Maggie Sirois, reine des femmes fortes

2 décembre 2023 | Par Gabriel Martin | Culture, Femmes, Histoire, vol. 21, no 6

Au Québec, le nom de Louis Cyr, l’homme fort qui a fait la fierté du Canada français à la fin du XIXe siècle, perdure dans la mémoire collective. Des livres, un film à succès, un monument et des toponymes l’honorent avec éclat. À la même époque que le célèbre hercule canadien vivait sa compatriote Maggie Sirois, une femme forte aujourd’hui méconnue, bien qu’elle fût de calibre comparable.

Gravure d’époque de Maggie Sirois, qui reproduisait le célèbre tour de force de Louis Cyr.

Marie-Arthémise Sirois nait le 3 septembre 1865 à Sainte-Anne-de-la-Pocatière. En 1882, elle déménage avec ses parents en Nouvelle-Angleterre, à la recherche d’un avenir plus prospère. Elle prend rapidement le surnom de Maggie, qui marque le passage vers sa nouvelle vie. En 1884, elle se marie avec Henri Cloutier, un athlète originaire des Cantons-de-l’Est. En choisissant de s’unir à ce Canadien français protestant, elle s’associe à une confession relativement marginale dans sa communauté linguistique, ce qui préfigure un parcours d’exception, volontiers à contrecourant.

Une dizaine d’années plus tard, un évènement pivot ne tarde pas à mettre en lumière la puissance musculaire prodigieuse de Maggie. Alors qu’elle circule dans le gymnase de son mari, elle aperçoit quelques hommes qui s’évertuent vainement à soulever une plateforme sur laquelle sont déposés 400 livres d’haltères. Goguenarde, elle leur dit qu’elle serait facilement capable de lever cette charge. Interloqués, ils lui demandent de prouver ses dires. Maggie s’exécute sans difficulté sous leurs regards ébahis. La nouvelle se répand et on exhorte l’Athéna à cultiver sa force surnaturelle en vue d’en tirer profit, ce à quoi elle s’affaire sur-le-champ.

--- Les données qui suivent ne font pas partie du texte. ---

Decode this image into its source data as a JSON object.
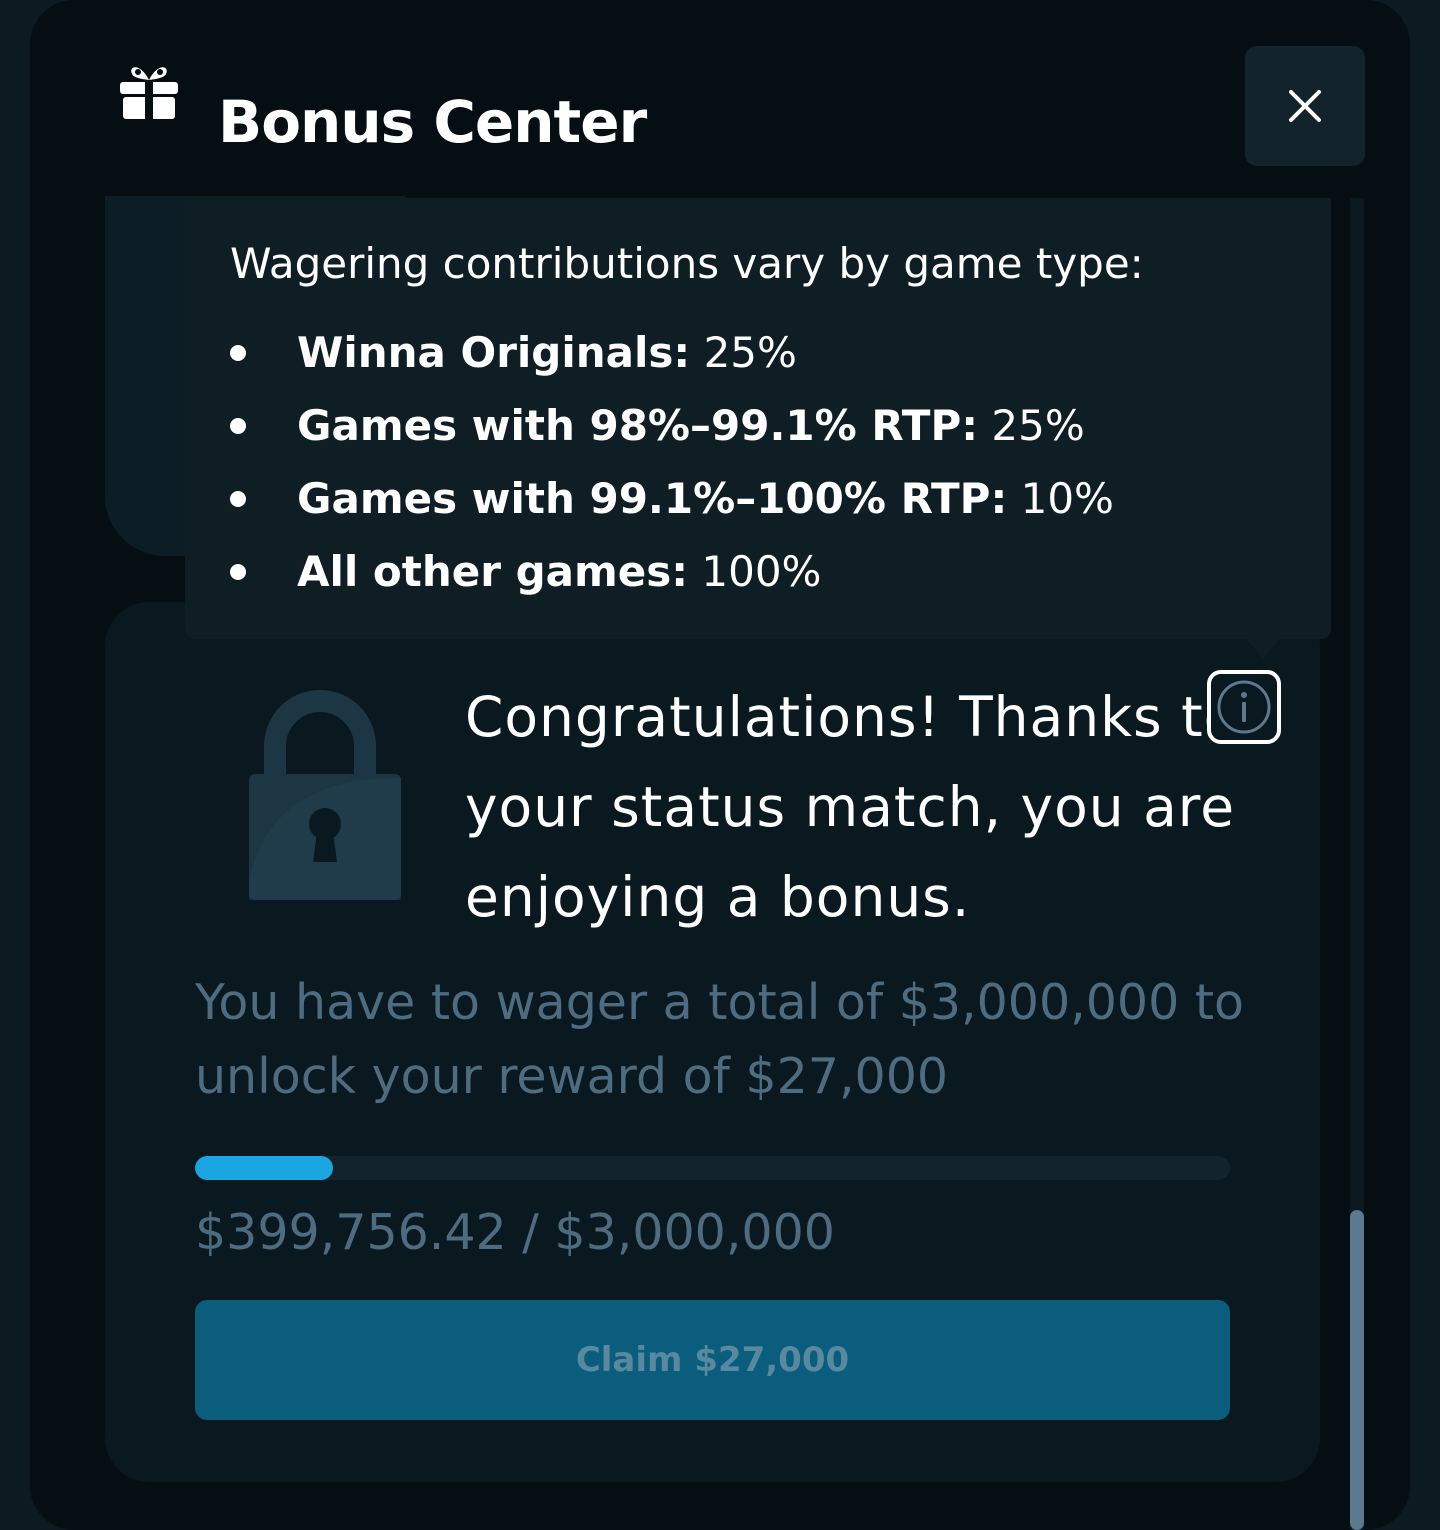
{
  "header": {
    "title": "Bonus Center",
    "icons": {
      "gift": "gift-icon",
      "close": "close-icon"
    }
  },
  "tooltip": {
    "title": "Wagering contributions vary by game type:",
    "items": [
      {
        "label": "Winna Originals:",
        "value": "25%"
      },
      {
        "label": "Games with 98%–99.1% RTP:",
        "value": "25%"
      },
      {
        "label": "Games with 99.1%–100% RTP:",
        "value": "10%"
      },
      {
        "label": "All other games:",
        "value": "100%"
      }
    ]
  },
  "bonus": {
    "message": "Congratulations! Thanks to your status match, you are enjoying a bonus.",
    "icons": {
      "lock": "lock-icon",
      "info": "info-icon"
    },
    "wager_text": "You have to wager a total of $3,000,000 to unlock your reward of $27,000",
    "progress": {
      "fraction": 0.1333,
      "text": "$399,756.42 / $3,000,000"
    },
    "claim_label": "Claim $27,000"
  },
  "colors": {
    "accent": "#1aa6e0",
    "claim_button": "#0a5d7d",
    "muted_text": "#4e6c80",
    "background": "#050e13"
  }
}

En 1895, Maggie se sent prête. Elle part alors en tournée avec Henri dans le nord-est des États-Unis et au Québec. Après des débuts relativement difficiles, le succès point à l’horizon. Maggie fascine notamment les foules en retenant deux chevaux avec ses bras, à la manière de Louis Cyr. Consciente de sa force hors du commun, elle se déclare sans hésiter la « reine des femmes fortes ».

Le 19 novembre 1897, alors que Cyr est de passage sur scène à Lowell, Maggie le met publiquement au défi. L’homme fort, empreint des préjugés du temps, tourne cependant la demande en ridicule et refuse, prétextant qu’une femme ne pourrait pas l’égaler. Le lendemain, Maggie revient à la charge dans les journaux. Toutefois, les médias ne lui prêtent qu’une oreille distraite et l’affrontement qu’elle réclame avec son intouchable homologue masculin n’a jamais lieu.

Malgré ce revers, Maggie ne se laisse pas abattre. Après s’être séparée d’Henri aux alentours de 1905, elle poursuit ses activités de manière indépendante. En 1910, elle impressionne particulièrement le public de Sherbrooke en retenant sur place deux voitures qui roulent en sens opposés.

Maggie se démarquait par son aplomb naturel tout autant que par sa puissance corporelle. Elle était l’incarnation même de la gynilité, c’est-à-dire de la force intérieure caractéristique d’une femme autonome, en phase avec elle-même. Vivant à une époque où l’on qualifiait encore sans ironie les femmes de « sexe faible », elle a certainement ébranlé quelques préjugés grâce à ses exploits et à son caractère affirmé.

Sa pierre tombale, située à Roxton Pond en Estrie, rappelle que le Québec a peut-être été, à une certaine époque, le berceau de « la femme la plus forte du monde ».